Wahl und Wahlrecht

■ Parteitaktik und Staatsräson im Bonner Disput über die Sperrklausel

KOMMENTARE

In Bonn herrscht Streit über die Sperrklausel für die gesamtdeutschen Wahlen. Selbstverständlich ist dabei Parteientaktik im Spiel, - wahlarithmetisches Schielen auf die besten Ausgangspositionen im Dezember. Das sollte allerdings nicht daran hindern, die einzelnen Argumente zu wägen.

Einmal mehr hat die Bonner SPD dem sicheren und übrigens im Detail äußerst flexiblen Vereinigungs-Management von Kohl, Genscher, Seiters und Schäuble im Kern nichts entgegenzusetzen. Es ist ganz klar, das Beharren der SPD auf einer möglichst hohen einheitlichen Sperrklausel hat keinen anderen Hintergrund als den, durch das Aussperren der PDS sich selbst eine letzte Möglichkeit offenzuhalten, die bevorstehenden Bundestagswahlen zu gewinnen. Wahlen allerdings, die sie ohnehin schon verloren hat. Anders argumentiert der Bundesinnenminister Schäuble. Er sagt, es kommt darauf an, den kleineren Parteien in der DDR eine Chance zu geben, da sie bisher zu wenig Zeit hatten, sich überhaupt oder neu zu formieren. Seine Überlegungen setzen auf Integration und den dafür notwendigen Zeitgewinn. Insofern ist das Argument plausibel. Im Hintergrund stehen im Bonner Innenministerium allerdings weniger honorige Gründe: Es geht nicht um das Abfedern eines parlamentarischen Integrationsprozesses, sondern um die möglichst reibungslose Übernahme des Staatsapparats der DDR. Hier sollen nur in Extremfällen Entlassungen vorgenommen werden. Ziel ist es, die alten SED-Leute in einem mehrjährigen Prozess zu loyalen, unter allen politischen Systemen funktionierenden Beamten umzuformen. Nicht der demokratische Neuanfang, die Kontinuität des Staatsapparats stehen für Schäuble im Mittelpunkt. Das deutsche Wesen ist zweifelsohne die beste Garantie für den Erfolg dieses Vorhabens. Um diesen Schritt auch subjektiv zu erleichtern, sollen die ehemaligen Genossen und Genossinnen im Staatsdienst - wenn sie unbedingt wollen - ein letztes mal PDS wählen können. Danach werden sie ohnehin schnell erkennen, daß nicht die Partei des demokratischen Sozialismus ihre Interessen am besten vertritt, sondern ÖTV und Beamtenbund.

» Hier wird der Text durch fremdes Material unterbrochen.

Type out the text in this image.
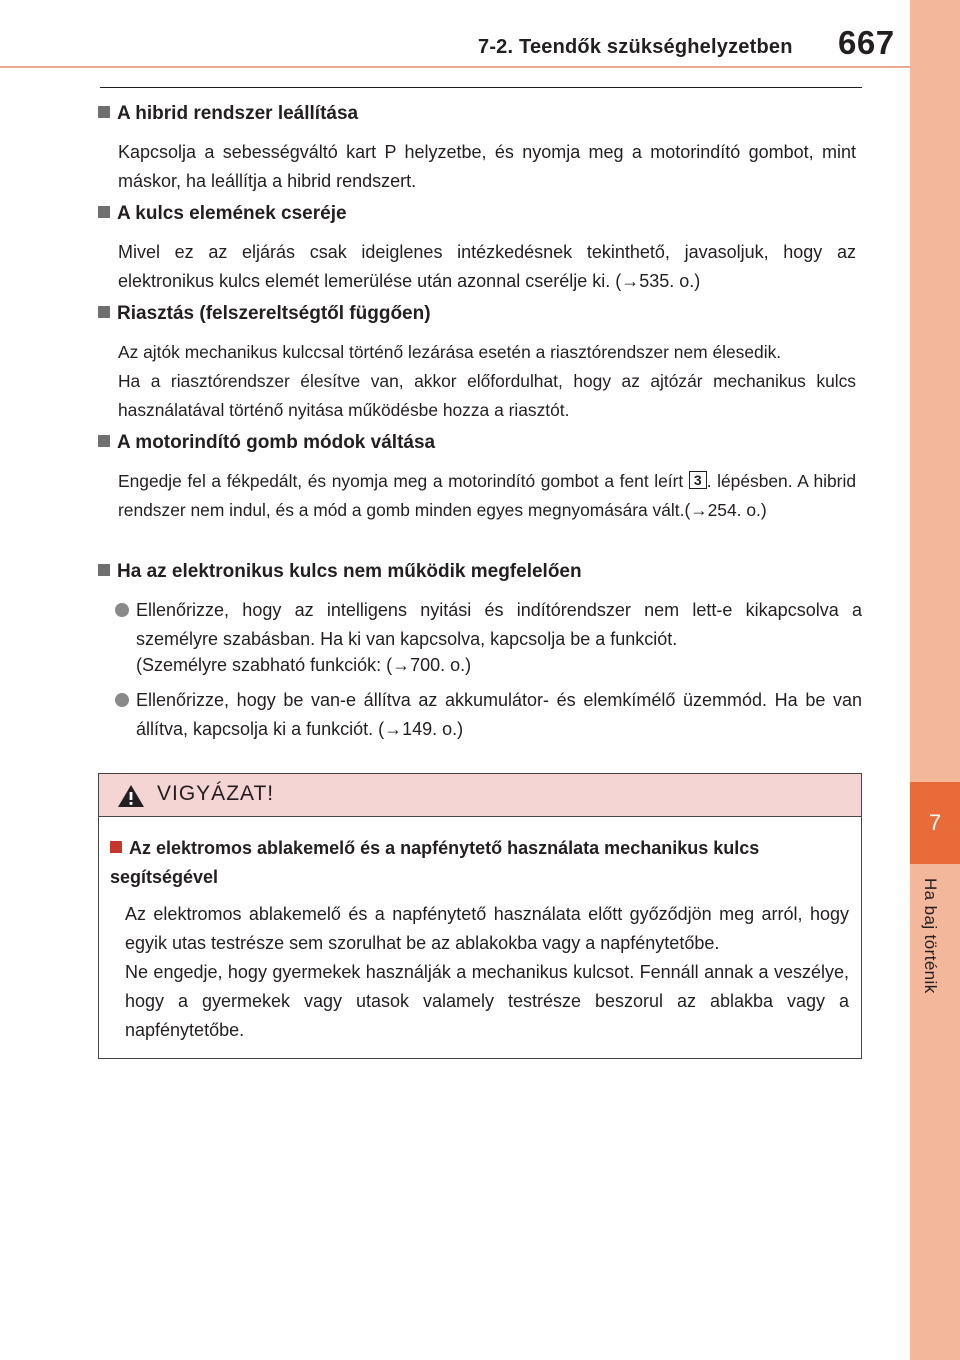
7-2. Teendők szükséghelyzetben 667
7
Ha baj történik
A hibrid rendszer leállítása
Kapcsolja a sebességváltó kart P helyzetbe, és nyomja meg a motorindító gombot, mint máskor, ha leállítja a hibrid rendszert.
A kulcs elemének cseréje
Mivel ez az eljárás csak ideiglenes intézkedésnek tekinthető, javasoljuk, hogy az elektronikus kulcs elemét lemerülése után azonnal cserélje ki. (→535. o.)
Riasztás (felszereltségtől függően)
Az ajtók mechanikus kulccsal történő lezárása esetén a riasztórendszer nem élesedik.
Ha a riasztórendszer élesítve van, akkor előfordulhat, hogy az ajtózár mechanikus kulcs használatával történő nyitása működésbe hozza a riasztót.
A motorindító gomb módok váltása
Engedje fel a fékpedált, és nyomja meg a motorindító gombot a fent leírt 3 . lépésben. A hibrid rendszer nem indul, és a mód a gomb minden egyes megnyomására vált.(→254. o.)
Ha az elektronikus kulcs nem működik megfelelően
Ellenőrizze, hogy az intelligens nyitási és indítórendszer nem lett-e kikapcsolva a személyre szabásban. Ha ki van kapcsolva, kapcsolja be a funkciót.
(Személyre szabható funkciók: (→700. o.)
Ellenőrizze, hogy be van-e állítva az akkumulátor- és elemkímélő üzemmód. Ha be van állítva, kapcsolja ki a funkciót. (→149. o.)
VIGYÁZAT!
Az elektromos ablakemelő és a napfénytető használata mechanikus kulcs segítségével

Az elektromos ablakemelő és a napfénytető használata előtt győződjön meg arról, hogy egyik utas testrésze sem szorulhat be az ablakokba vagy a napfénytetőbe.

Ne engedje, hogy gyermekek használják a mechanikus kulcsot. Fennáll annak a veszélye, hogy a gyermekek vagy utasok valamely testrésze beszorul az ablakba vagy a napfénytetőbe.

Unter solchen Umständen wird es allerdings fraglich, ob eher dem Vorschlag der CDU für einen Schonraum DDR oder dem Vorschlag der SPD für eine rigide Sperrklausel der Vorzug zu geben ist. Angemessen wäre allein eine einmalige, für das ganze Wahlgebiet geltende Senkung der Sperrklausel für die bevorstehenden Wahlen. Damit wäre den verfassungsrechtlichen Forderungen nach Gleichheit entsprochen. Die Parteien der Republik Deutschland könnten sich in den nächsten Jahren neu formieren, und gleichzeitig könnten die Parteien und Gruppierungen in der DDR, die die Wende herbeigeführt haben, einen Wahlkampf führen, der den eigenen, jeder demokratischen Tradition entwöhnten Staatsapparat zum zentralen Thema macht.